The animation above shows Arctic ice extents from Sept. 1 to 16, 2020. On the left are the Russian shelf seas already ice-free, and the Central Arctic retreating as well. Bottom left is Beaufort Sea losing ice. In the last week CAA in the center starts refreezing, and just above it Baffin Bay starts to add ice back. At the top right Greenland Sea starts to refreeze.
Prof. Peter Wadhams made multiple predictions of an ice-free Arctic (extent as low as 1M km2), most recently to happen in 2015. Thus was born the metric: 1 Wadham = 1M km2 Arctic ice extent. The details are provided on 2020 minimum below. Though there could be a dip lower in the next few days, the record shows a daily minimum of 3.7M km2 on September 11 (MASIE) and September 13 (SII). While BCE (Beaufort, Chukchi, East Siberian seas) may lose more ice, gains have appeared on the Canadian side: CAA, Baffin Bay and Greenland Sea. So 3.7 Wadhams may well hold up as the daily low this year. Note that day 260, September 16, 2020, is the date for the lowest annual extent averaged over the last 13-years.
The discussion later on refers to the September monthly average extent serving as the usual climate metric. That stands presently at 3.9M km2 for MASIE and 3.8M km2 for SII, with both expected to rise slightly by month end as ice extent typically recovers.

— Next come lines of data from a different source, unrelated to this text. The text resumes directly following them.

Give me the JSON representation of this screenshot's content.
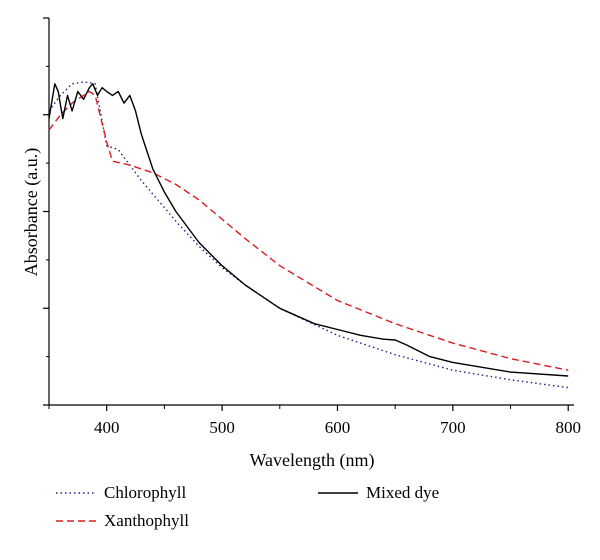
{
  "chart_data": {
    "type": "line",
    "title": "",
    "xlabel": "Wavelength (nm)",
    "ylabel": "Absorbance (a.u.)",
    "xlim": [
      350,
      805
    ],
    "ylim": [
      0,
      1
    ],
    "x_ticks": [
      400,
      500,
      600,
      700,
      800
    ],
    "x_tick_labels": [
      "400",
      "500",
      "600",
      "700",
      "800"
    ],
    "y_ticks_unlabeled": [
      0,
      0.25,
      0.5,
      0.75,
      1.0
    ],
    "grid": false,
    "legend_position": "bottom",
    "series": [
      {
        "name": "Chlorophyll",
        "color": "#1f1f8f",
        "dash": "dotted",
        "x": [
          350,
          360,
          370,
          380,
          390,
          400,
          410,
          420,
          430,
          440,
          450,
          460,
          480,
          500,
          520,
          550,
          600,
          650,
          700,
          750,
          800
        ],
        "y": [
          0.76,
          0.8,
          0.83,
          0.835,
          0.83,
          0.67,
          0.66,
          0.62,
          0.58,
          0.545,
          0.51,
          0.475,
          0.41,
          0.355,
          0.31,
          0.25,
          0.18,
          0.13,
          0.09,
          0.065,
          0.045
        ]
      },
      {
        "name": "Xanthophyll",
        "color": "#d81e1e",
        "dash": "dashed",
        "x": [
          350,
          360,
          370,
          380,
          385,
          390,
          400,
          405,
          420,
          440,
          460,
          480,
          500,
          520,
          550,
          600,
          650,
          700,
          750,
          800
        ],
        "y": [
          0.71,
          0.75,
          0.78,
          0.8,
          0.81,
          0.8,
          0.68,
          0.63,
          0.62,
          0.6,
          0.57,
          0.53,
          0.48,
          0.43,
          0.36,
          0.27,
          0.21,
          0.16,
          0.12,
          0.09
        ]
      },
      {
        "name": "Mixed dye",
        "color": "#000000",
        "dash": "solid",
        "x": [
          350,
          355,
          358,
          362,
          366,
          370,
          375,
          380,
          385,
          388,
          392,
          396,
          400,
          405,
          410,
          415,
          420,
          425,
          430,
          440,
          450,
          460,
          480,
          500,
          520,
          550,
          580,
          600,
          620,
          640,
          650,
          660,
          680,
          700,
          750,
          800
        ],
        "y": [
          0.74,
          0.83,
          0.81,
          0.74,
          0.8,
          0.76,
          0.81,
          0.79,
          0.82,
          0.83,
          0.8,
          0.82,
          0.81,
          0.8,
          0.81,
          0.78,
          0.8,
          0.76,
          0.7,
          0.61,
          0.55,
          0.5,
          0.42,
          0.36,
          0.31,
          0.25,
          0.21,
          0.195,
          0.18,
          0.17,
          0.168,
          0.155,
          0.125,
          0.11,
          0.085,
          0.075
        ]
      }
    ]
  }
}
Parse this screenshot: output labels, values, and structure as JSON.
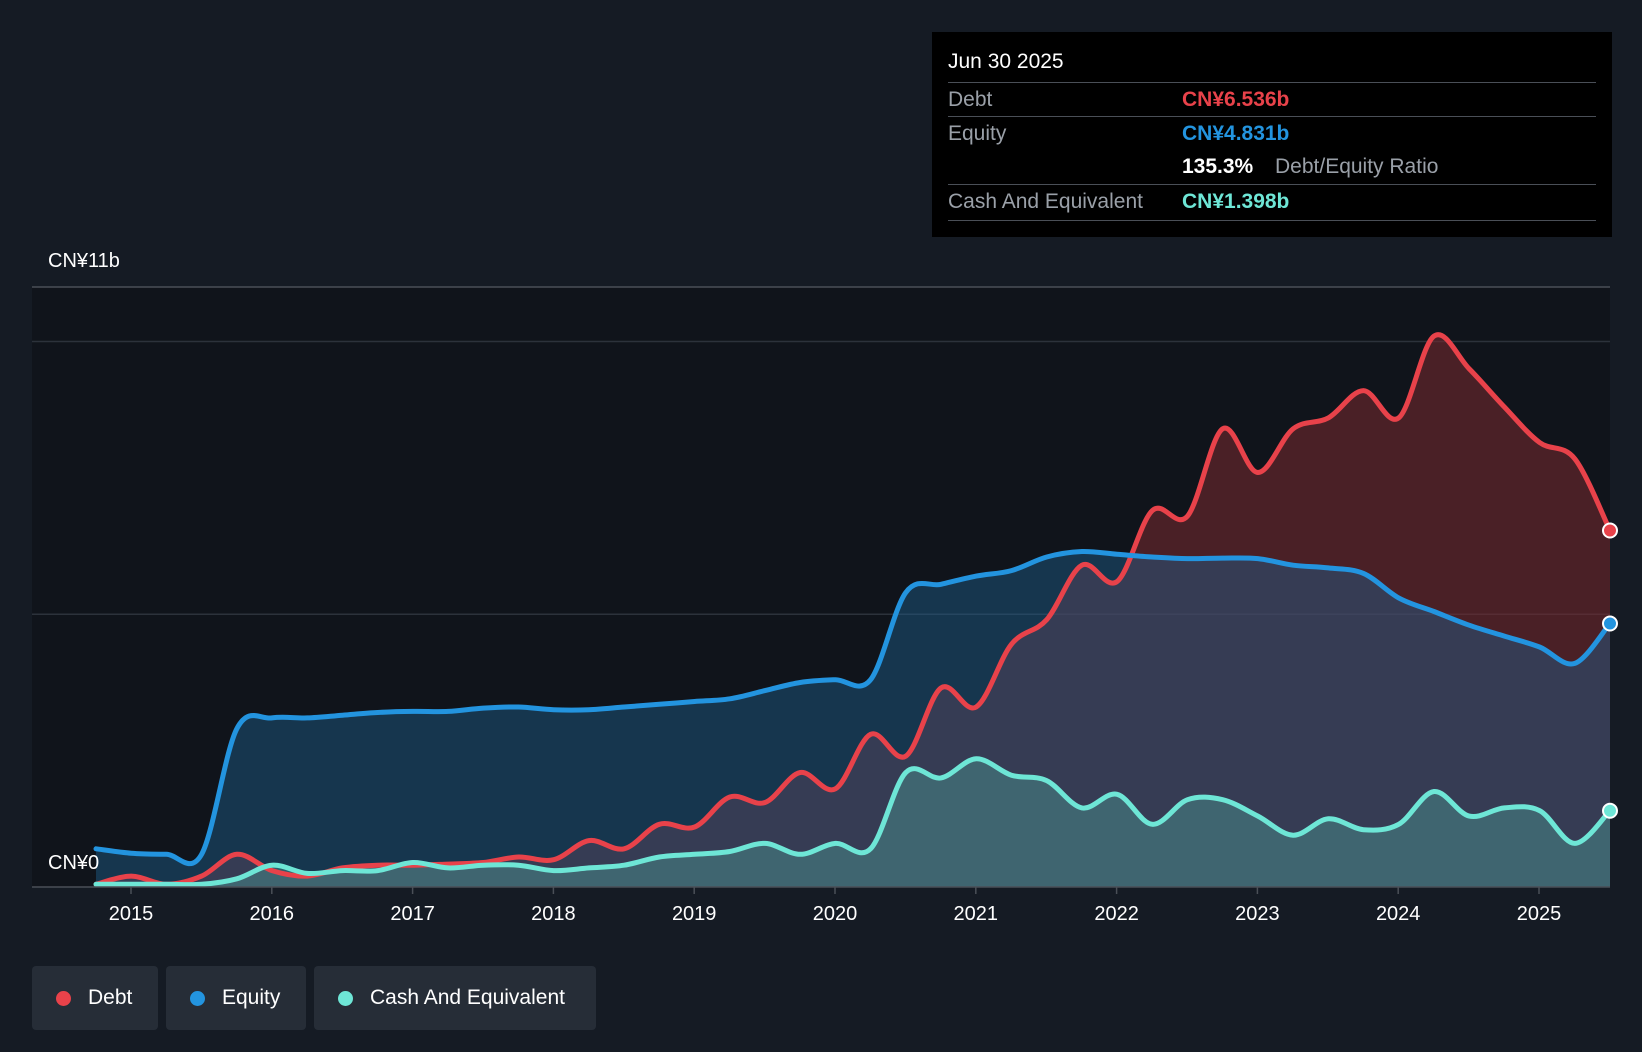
{
  "chart_data": {
    "type": "area",
    "title": "",
    "xlabel": "",
    "ylabel": "",
    "y_axis_top_label": "CN¥11b",
    "y_axis_bottom_label": "CN¥0",
    "ylim": [
      0,
      11
    ],
    "xlim": [
      2014.75,
      2025.5
    ],
    "x_ticks": [
      "2015",
      "2016",
      "2017",
      "2018",
      "2019",
      "2020",
      "2021",
      "2022",
      "2023",
      "2024",
      "2025"
    ],
    "x": [
      2014.75,
      2015.0,
      2015.25,
      2015.5,
      2015.75,
      2016.0,
      2016.25,
      2016.5,
      2016.75,
      2017.0,
      2017.25,
      2017.5,
      2017.75,
      2018.0,
      2018.25,
      2018.5,
      2018.75,
      2019.0,
      2019.25,
      2019.5,
      2019.75,
      2020.0,
      2020.25,
      2020.5,
      2020.75,
      2021.0,
      2021.25,
      2021.5,
      2021.75,
      2022.0,
      2022.25,
      2022.5,
      2022.75,
      2023.0,
      2023.25,
      2023.5,
      2023.75,
      2024.0,
      2024.25,
      2024.5,
      2024.75,
      2025.0,
      2025.25,
      2025.5
    ],
    "series": [
      {
        "name": "Debt",
        "color": "#e8424a",
        "values": [
          0.05,
          0.2,
          0.05,
          0.2,
          0.6,
          0.3,
          0.2,
          0.35,
          0.4,
          0.4,
          0.42,
          0.45,
          0.55,
          0.5,
          0.85,
          0.7,
          1.15,
          1.1,
          1.65,
          1.55,
          2.1,
          1.8,
          2.8,
          2.4,
          3.65,
          3.3,
          4.45,
          4.9,
          5.9,
          5.6,
          6.9,
          6.8,
          8.4,
          7.6,
          8.4,
          8.6,
          9.1,
          8.6,
          10.1,
          9.5,
          8.8,
          8.15,
          7.85,
          6.536
        ]
      },
      {
        "name": "Equity",
        "color": "#2394df",
        "values": [
          0.7,
          0.62,
          0.6,
          0.6,
          2.9,
          3.1,
          3.1,
          3.15,
          3.2,
          3.22,
          3.22,
          3.28,
          3.3,
          3.25,
          3.25,
          3.3,
          3.35,
          3.4,
          3.45,
          3.6,
          3.75,
          3.8,
          3.8,
          5.4,
          5.55,
          5.7,
          5.8,
          6.05,
          6.15,
          6.1,
          6.05,
          6.02,
          6.03,
          6.02,
          5.9,
          5.85,
          5.75,
          5.3,
          5.05,
          4.8,
          4.6,
          4.4,
          4.1,
          4.831
        ]
      },
      {
        "name": "Cash And Equivalent",
        "color": "#6ee6d6",
        "values": [
          0.05,
          0.05,
          0.05,
          0.05,
          0.15,
          0.4,
          0.25,
          0.3,
          0.3,
          0.45,
          0.35,
          0.4,
          0.4,
          0.3,
          0.35,
          0.4,
          0.55,
          0.6,
          0.65,
          0.8,
          0.6,
          0.8,
          0.7,
          2.1,
          2.0,
          2.35,
          2.05,
          1.95,
          1.45,
          1.7,
          1.15,
          1.6,
          1.6,
          1.3,
          0.95,
          1.25,
          1.05,
          1.15,
          1.75,
          1.3,
          1.45,
          1.4,
          0.8,
          1.398
        ]
      }
    ],
    "tooltip": {
      "date": "Jun 30 2025",
      "debt_label": "Debt",
      "debt_value": "CN¥6.536b",
      "equity_label": "Equity",
      "equity_value": "CN¥4.831b",
      "ratio_value": "135.3%",
      "ratio_label": "Debt/Equity Ratio",
      "cash_label": "Cash And Equivalent",
      "cash_value": "CN¥1.398b"
    },
    "legend": [
      "Debt",
      "Equity",
      "Cash And Equivalent"
    ]
  },
  "colors": {
    "background": "#151b24",
    "plot_background": "#10141b",
    "debt": "#e8424a",
    "equity": "#2394df",
    "cash": "#6ee6d6"
  }
}
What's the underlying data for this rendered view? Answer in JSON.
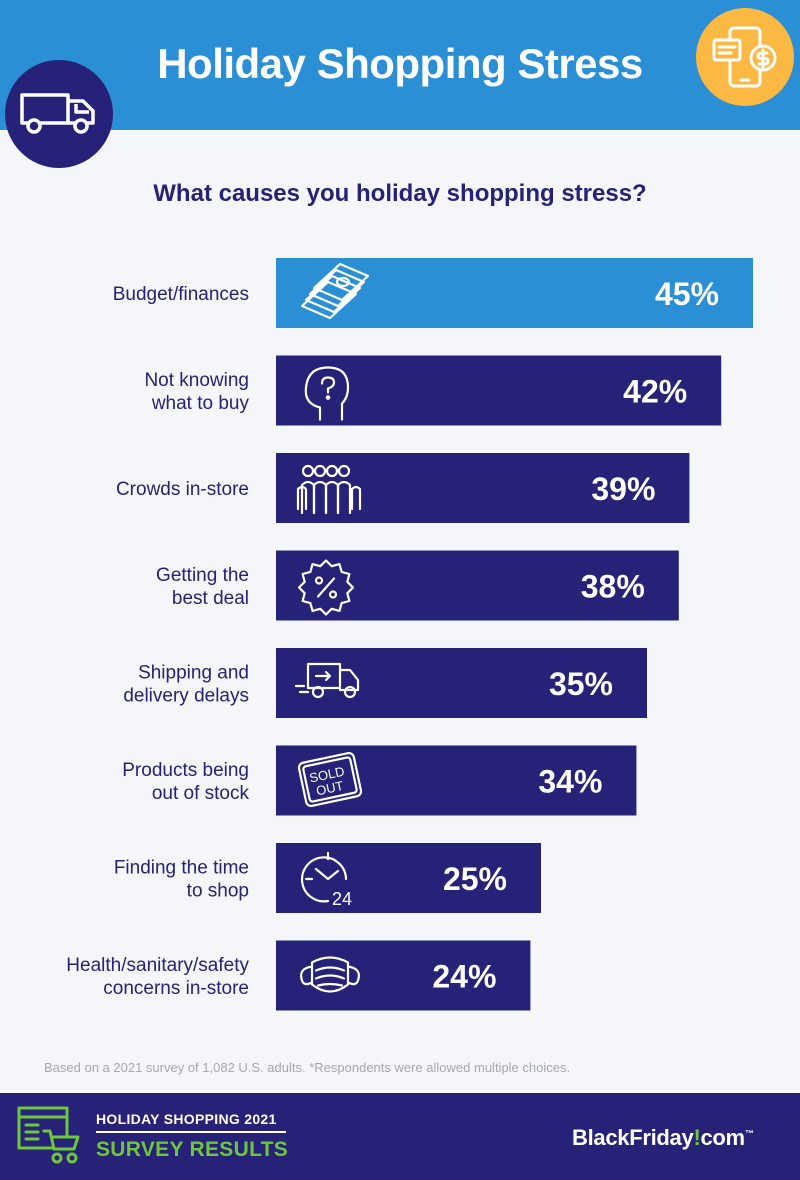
{
  "header": {
    "title": "Holiday Shopping Stress",
    "left_icon": "delivery-truck-icon",
    "right_icon": "phone-chat-dollar-icon",
    "colors": {
      "header_bg": "#2a8fd4",
      "truck_badge": "#252278",
      "phone_badge": "#fbb842"
    }
  },
  "question": "What causes you holiday shopping stress?",
  "chart_data": {
    "type": "bar",
    "orientation": "horizontal",
    "title": "What causes you holiday shopping stress?",
    "value_suffix": "%",
    "xlim": [
      0,
      45
    ],
    "grid": false,
    "legend": "none",
    "colors": {
      "top_bar": "#2a8fd4",
      "bar": "#252278",
      "label": "#252278",
      "value_label": "#ffffff"
    },
    "bars": [
      {
        "label": [
          "Budget/finances"
        ],
        "value": 45,
        "display": "45%",
        "icon": "money-stack-icon",
        "highlight": true
      },
      {
        "label": [
          "Not knowing",
          "what to buy"
        ],
        "value": 42,
        "display": "42%",
        "icon": "head-question-icon"
      },
      {
        "label": [
          "Crowds in-store"
        ],
        "value": 39,
        "display": "39%",
        "icon": "crowd-icon"
      },
      {
        "label": [
          "Getting the",
          "best deal"
        ],
        "value": 38,
        "display": "38%",
        "icon": "percent-badge-icon"
      },
      {
        "label": [
          "Shipping and",
          "delivery delays"
        ],
        "value": 35,
        "display": "35%",
        "icon": "delivery-truck-icon"
      },
      {
        "label": [
          "Products being",
          "out of stock"
        ],
        "value": 34,
        "display": "34%",
        "icon": "sold-out-sign-icon",
        "icon_text": [
          "SOLD",
          "OUT"
        ]
      },
      {
        "label": [
          "Finding the time",
          "to shop"
        ],
        "value": 25,
        "display": "25%",
        "icon": "clock-24-icon",
        "icon_text": [
          "24"
        ]
      },
      {
        "label": [
          "Health/sanitary/safety",
          "concerns in-store"
        ],
        "value": 24,
        "display": "24%",
        "icon": "face-mask-icon"
      }
    ]
  },
  "footnote": "Based on a 2021 survey of 1,082 U.S. adults. *Respondents were allowed multiple choices.",
  "footer": {
    "line1": "HOLIDAY SHOPPING 2021",
    "line2": "SURVEY RESULTS",
    "brand_main": "BlackFriday",
    "brand_mark": "!",
    "brand_tail": "com",
    "brand_tm": "™",
    "icon": "web-cart-icon",
    "colors": {
      "bg": "#252278",
      "accent": "#6fc63b"
    }
  }
}
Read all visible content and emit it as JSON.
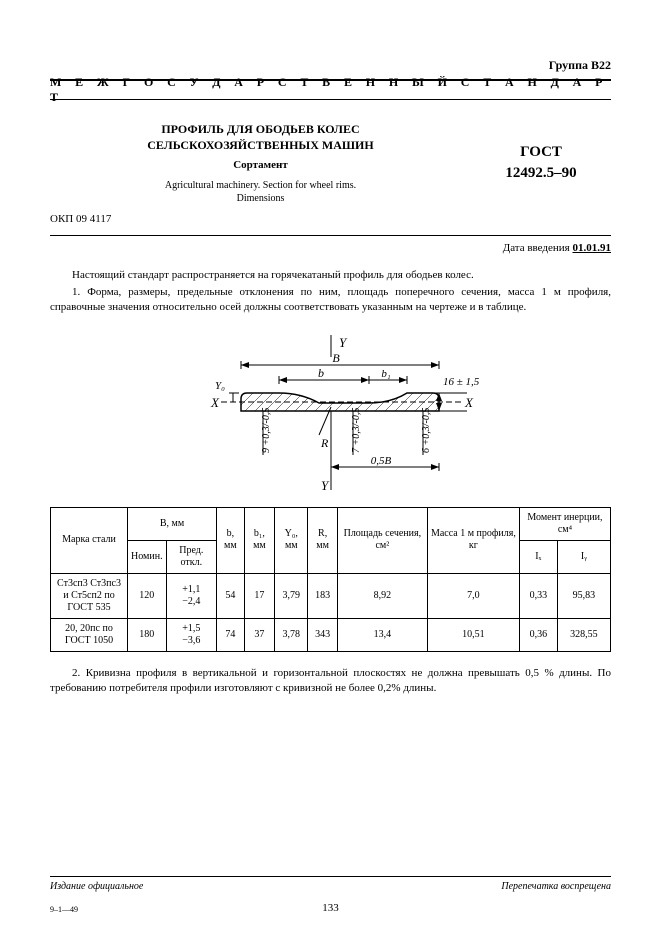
{
  "group": "Группа В22",
  "banner": "М Е Ж Г О С У Д А Р С Т В Е Н Н Ы Й   С Т А Н Д А Р Т",
  "title_ru_line1": "ПРОФИЛЬ ДЛЯ ОБОДЬЕВ КОЛЕС",
  "title_ru_line2": "СЕЛЬСКОХОЗЯЙСТВЕННЫХ МАШИН",
  "subtitle": "Сортамент",
  "title_en_line1": "Agricultural machinery.  Section for wheel rims.",
  "title_en_line2": "Dimensions",
  "gost_label": "ГОСТ",
  "gost_no": "12492.5–90",
  "okp": "ОКП 09 4117",
  "date_label": "Дата введения ",
  "date_value": "01.01.91",
  "para1": "Настоящий стандарт распространяется на горячекатаный профиль для ободьев колес.",
  "para2": "1. Форма, размеры, предельные отклонения по ним, площадь поперечного сечения, масса 1 м профиля, справочные значения относительно осей должны соответствовать указанным на чертеже и в таблице.",
  "fig": {
    "Y": "Y",
    "X": "X",
    "B": "B",
    "b": "b",
    "b1": "b₁",
    "R": "R",
    "Y0": "Y₀",
    "hB": "0,5B",
    "t16": "16 ± 1,5",
    "d9": "9⁺⁰ᵧ₃₂₅",
    "d7": "7⁺⁰ᵧ₃₂₅",
    "d6": "6⁺⁰ᵧ₃₂₅"
  },
  "headers": {
    "steel": "Марка стали",
    "Bmm": "B, мм",
    "nom": "Номин.",
    "tol": "Пред. откл.",
    "bmm": "b, мм",
    "b1mm": "b₁, мм",
    "Y0mm": "Y₀, мм",
    "Rmm": "R, мм",
    "area": "Площадь сечения, см²",
    "mass": "Масса 1 м профиля, кг",
    "moment": "Момент инерции, см⁴",
    "Ix": "Iₓ",
    "Iy": "Iᵧ"
  },
  "rows": [
    {
      "steel": "Ст3сп3 Ст3пс3 и Ст5сп2 по ГОСТ 535",
      "Bnom": "120",
      "Btol_plus": "+1,1",
      "Btol_minus": "−2,4",
      "b": "54",
      "b1": "17",
      "Y0": "3,79",
      "R": "183",
      "area": "8,92",
      "mass": "7,0",
      "Ix": "0,33",
      "Iy": "95,83"
    },
    {
      "steel": "20, 20пс по ГОСТ 1050",
      "Bnom": "180",
      "Btol_plus": "+1,5",
      "Btol_minus": "−3,6",
      "b": "74",
      "b1": "37",
      "Y0": "3,78",
      "R": "343",
      "area": "13,4",
      "mass": "10,51",
      "Ix": "0,36",
      "Iy": "328,55"
    }
  ],
  "para3": "2. Кривизна профиля в вертикальной и горизонтальной плоскостях не должна превышать 0,5 % длины. По требованию потребителя профили изготовляют с кривизной не более 0,2% длины.",
  "footer_left": "Издание официальное",
  "footer_right": "Перепечатка воспрещена",
  "sig": "9–1—49",
  "pageno": "133",
  "svg_style": {
    "stroke": "#000000",
    "fill": "none",
    "font_size_axis": 13,
    "font_size_dim": 10
  }
}
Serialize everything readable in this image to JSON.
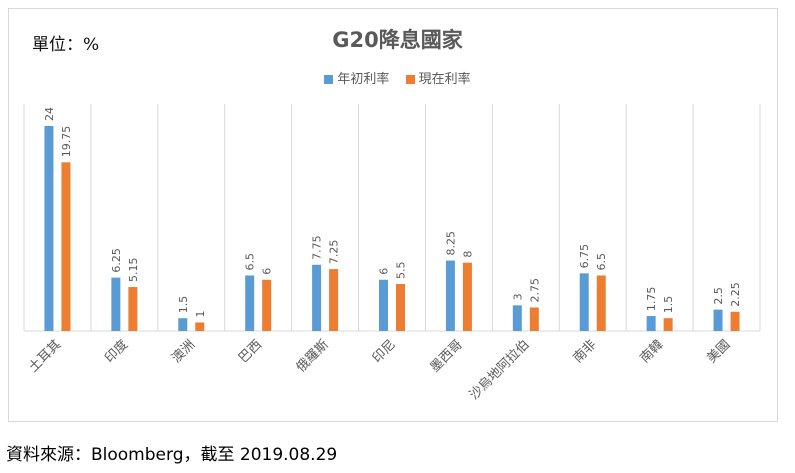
{
  "unit_label": "單位：%",
  "source": "資料來源：Bloomberg，截至 2019.08.29",
  "colors": {
    "series1": "#5b9bd5",
    "series2": "#ed7d31",
    "grid": "#d9d9d9",
    "text": "#595959"
  },
  "chart_data": {
    "type": "bar",
    "title": "G20降息國家",
    "categories": [
      "土耳其",
      "印度",
      "澳洲",
      "巴西",
      "俄羅斯",
      "印尼",
      "墨西哥",
      "沙烏地阿拉伯",
      "南非",
      "南韓",
      "美國"
    ],
    "series": [
      {
        "name": "年初利率",
        "values": [
          24,
          6.25,
          1.5,
          6.5,
          7.75,
          6,
          8.25,
          3,
          6.75,
          1.75,
          2.5
        ],
        "labels": [
          "24",
          "6.25",
          "1.5",
          "6.5",
          "7.75",
          "6",
          "8.25",
          "3",
          "6.75",
          "1.75",
          "2.5"
        ]
      },
      {
        "name": "現在利率",
        "values": [
          19.75,
          5.15,
          1,
          6,
          7.25,
          5.5,
          8,
          2.75,
          6.5,
          1.5,
          2.25
        ],
        "labels": [
          "19.75",
          "5.15",
          "1",
          "6",
          "7.25",
          "5.5",
          "8",
          "2.75",
          "6.5",
          "1.5",
          "2.25"
        ]
      }
    ],
    "ylim": [
      0,
      28
    ],
    "legend": "top-center",
    "grid": "vertical category separators"
  }
}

The melting season this year showed ice extents briefly near the 13-year average on day 241, then dropping rapidly to go below all other years except 2012. That year was exceptional due to the 2012 Great Arctic August Cyclone that pushed drift around producing a new record minimum. The anomaly this year was the high pressure ridge persisting over Siberia producing an extremely hot summer there. This resulted in early melting of the Russian shelf seas along with bordering parts of the Central Arctic.
As discussed below, the daily minimum on average occurs on day 260, but a given year may be earlier or later. The 2020 extent began to flatten from day 248 onward in SII (orange) while MASIE showed stabilizing from day 252 with an upward bump in recent days. Both lines are drawing near 2019 and 2007 while departing from 2012. The table below shows the distribution of ice in the various regions of the Arctic Ocean.
|Region||2020260||Day 260 Average||2020-Ave.||2012260||2020-2012|
The extent numbers show that this year’s melt is dominated by the surprisingly hot Siberian summer, leading to major deficits in all the Eurasian shelf seas–East Siberian, Laptev, Kara. As well, the bordering parts of the Central Arctic show a sizeable deficit to average. The main surpluses to average and to 2012 are Beaufort, Greenland Sea and CAA.
It is also the case that many regions have already registered their 2020 minimums. And as discussed below, the marginal basins have little ice left to lose.
Background from Previous Post Outlook for Arctic Ice Minimum
The annual competition between ice and water in the Arctic ocean is approaching the maximum for water, which typically occurs mid September. After that, diminishing energy from the slowly setting sun allows oceanic cooling causing ice to regenerate. Those interested in the dynamics of Arctic sea ice can read numerous posts here. The image at the top provides a look at mid August from 2007 to 2020 as a context for anticipating this year’s annual minimum. Note that for climate purposes the annual minimum is measured by the September monthly average ice extent, since the daily extents vary and will go briefly lower on or about day 260.
The Bigger Picture
We are close to the annual Arctic ice extent minimum, which typically occurs on or about day 260 (mid September). Some take any year’s slightly lower minimum as proof that Arctic ice is dying, but the image above shows the Arctic heart is beating clear and strong.
Over this decade, the Arctic ice minimum has not declined, but since 2007 looks like fluctuations around a plateau. By mid-September, all the peripheral seas have turned to water, and the residual ice shows up in a few places. The table below indicates where we can expect to find ice this September. Numbers are area units of Mkm2 (millions of square kilometers).
|Day 260||13 year|
|Central Arctic Sea||2.67||3.16||2.64||2.98||2.93||2.92||3.07||2.91||2.97||2.93|
|Greenland & CAA||0.56||0.41||0.41||0.55||0.46||0.45||0.52||0.41||0.36||0.46|
The table includes three early years of note along with the last 6 years compared to the 13 year average for five contiguous arctic regions. BCE (Beaufort, Chukchi and East Siberian) on the Asian side are quite variable as the largest source of ice other than the Central Arctic itself. Greenland Sea and CAA (Canadian Arctic Archipelago) together hold almost 0.5M km2 of ice at annual minimum, fairly consistently. LKB are the European seas of Laptev, Kara and Barents, a smaller source of ice, but a difference maker some years, as Laptev was in 2016. Baffin and Hudson Bays are inconsequential as of day 260.
For context, note that the average maximum has been 15M, so on average the extent shrinks to 30% of the March high before growing back the following winter. In this context, it is foolhardy to project any summer minimum forward to proclaim the end of Arctic ice.